A few years ago, East Tennessee had a catastrophic snow event…over twenty inches in a very few hours. Since three major freeway interstates intersect in Chattanooga, people were stranded in their cars for miles and miles.
But someone there remembered the light in the window custom and made the announcement: “If you have room to take in somebody or a family and give them food and shelter, turn on your porch light.”
Other people who had four-wheel drive vehicles went to the freeways, plucked people out of their cars and then drove up and down the streets delivering them to houses which had their porch lights on.
People there in Tennessee were rescuing people by letting their light shine.
My friends we are located in the middle of a catastrophic sin event. Without Christ, people are stranded on the freeway of life and they are doomed to die; mothers, fathers, teenagers, little children, all are caught out in this tragic storm of sin.
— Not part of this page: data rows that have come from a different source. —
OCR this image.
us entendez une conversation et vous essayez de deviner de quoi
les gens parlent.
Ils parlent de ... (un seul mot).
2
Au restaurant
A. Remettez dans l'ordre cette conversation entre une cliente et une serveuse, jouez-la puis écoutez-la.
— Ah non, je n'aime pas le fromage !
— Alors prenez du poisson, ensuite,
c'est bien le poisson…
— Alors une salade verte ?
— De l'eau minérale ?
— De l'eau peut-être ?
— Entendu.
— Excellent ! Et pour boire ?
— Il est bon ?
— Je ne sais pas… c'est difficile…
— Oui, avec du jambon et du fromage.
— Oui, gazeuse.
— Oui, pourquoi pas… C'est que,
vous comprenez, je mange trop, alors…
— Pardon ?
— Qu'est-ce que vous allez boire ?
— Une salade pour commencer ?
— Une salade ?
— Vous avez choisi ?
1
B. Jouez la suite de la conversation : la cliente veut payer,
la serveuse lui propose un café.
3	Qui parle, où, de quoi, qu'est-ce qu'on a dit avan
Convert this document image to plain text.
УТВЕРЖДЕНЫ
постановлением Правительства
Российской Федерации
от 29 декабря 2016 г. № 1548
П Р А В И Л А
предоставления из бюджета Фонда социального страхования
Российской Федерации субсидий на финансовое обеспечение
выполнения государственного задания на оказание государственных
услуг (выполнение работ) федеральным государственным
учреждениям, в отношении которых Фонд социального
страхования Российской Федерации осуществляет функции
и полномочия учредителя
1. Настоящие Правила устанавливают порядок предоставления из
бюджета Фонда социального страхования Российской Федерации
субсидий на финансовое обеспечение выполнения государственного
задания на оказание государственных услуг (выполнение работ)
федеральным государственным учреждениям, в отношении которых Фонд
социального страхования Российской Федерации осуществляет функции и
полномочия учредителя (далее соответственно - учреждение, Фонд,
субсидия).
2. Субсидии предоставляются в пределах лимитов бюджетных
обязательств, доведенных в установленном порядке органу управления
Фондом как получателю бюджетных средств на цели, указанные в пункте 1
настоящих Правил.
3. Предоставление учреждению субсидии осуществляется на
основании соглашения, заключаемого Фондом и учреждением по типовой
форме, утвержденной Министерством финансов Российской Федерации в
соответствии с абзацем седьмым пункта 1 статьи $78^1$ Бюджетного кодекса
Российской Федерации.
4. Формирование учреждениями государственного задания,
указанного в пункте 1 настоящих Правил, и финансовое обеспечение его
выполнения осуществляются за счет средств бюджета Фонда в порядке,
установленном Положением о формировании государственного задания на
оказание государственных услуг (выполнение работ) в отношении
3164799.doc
And I wish to God that it was just a storm to worry about. But it is also night. And without the light of the Savior, people can’t see their hands in front of their face; they don’t know where to go. Many have already wandered off and have perished. Others, realizing their helplessness, sit frozen in life, unable to move.
My question to you is, will you share with them the Gospel light? Will you go up and down the roads and the highways and byways of life, seeking those who need our Savior’s shelter? Will you pick them up and point them to the light of the world?
Yes, sometimes it means that we will have to leave our comfort zone, our friends, or the things we hold most dearly. And no, there are no guarantees that we will make it back to our homes and hearths safely. Worse, the people who you try to rescue, may not be friendly, or appreciative, or even understanding. But that’s not our problem. Our calling is simply to share the light and help point people to where they can find their eternal safety from the storm; which is, to find Jesus. I guess that’s what it really means to be a Christian.
As they say in the South, ‘nuff said. Thank you Margie Littell for sharing your light!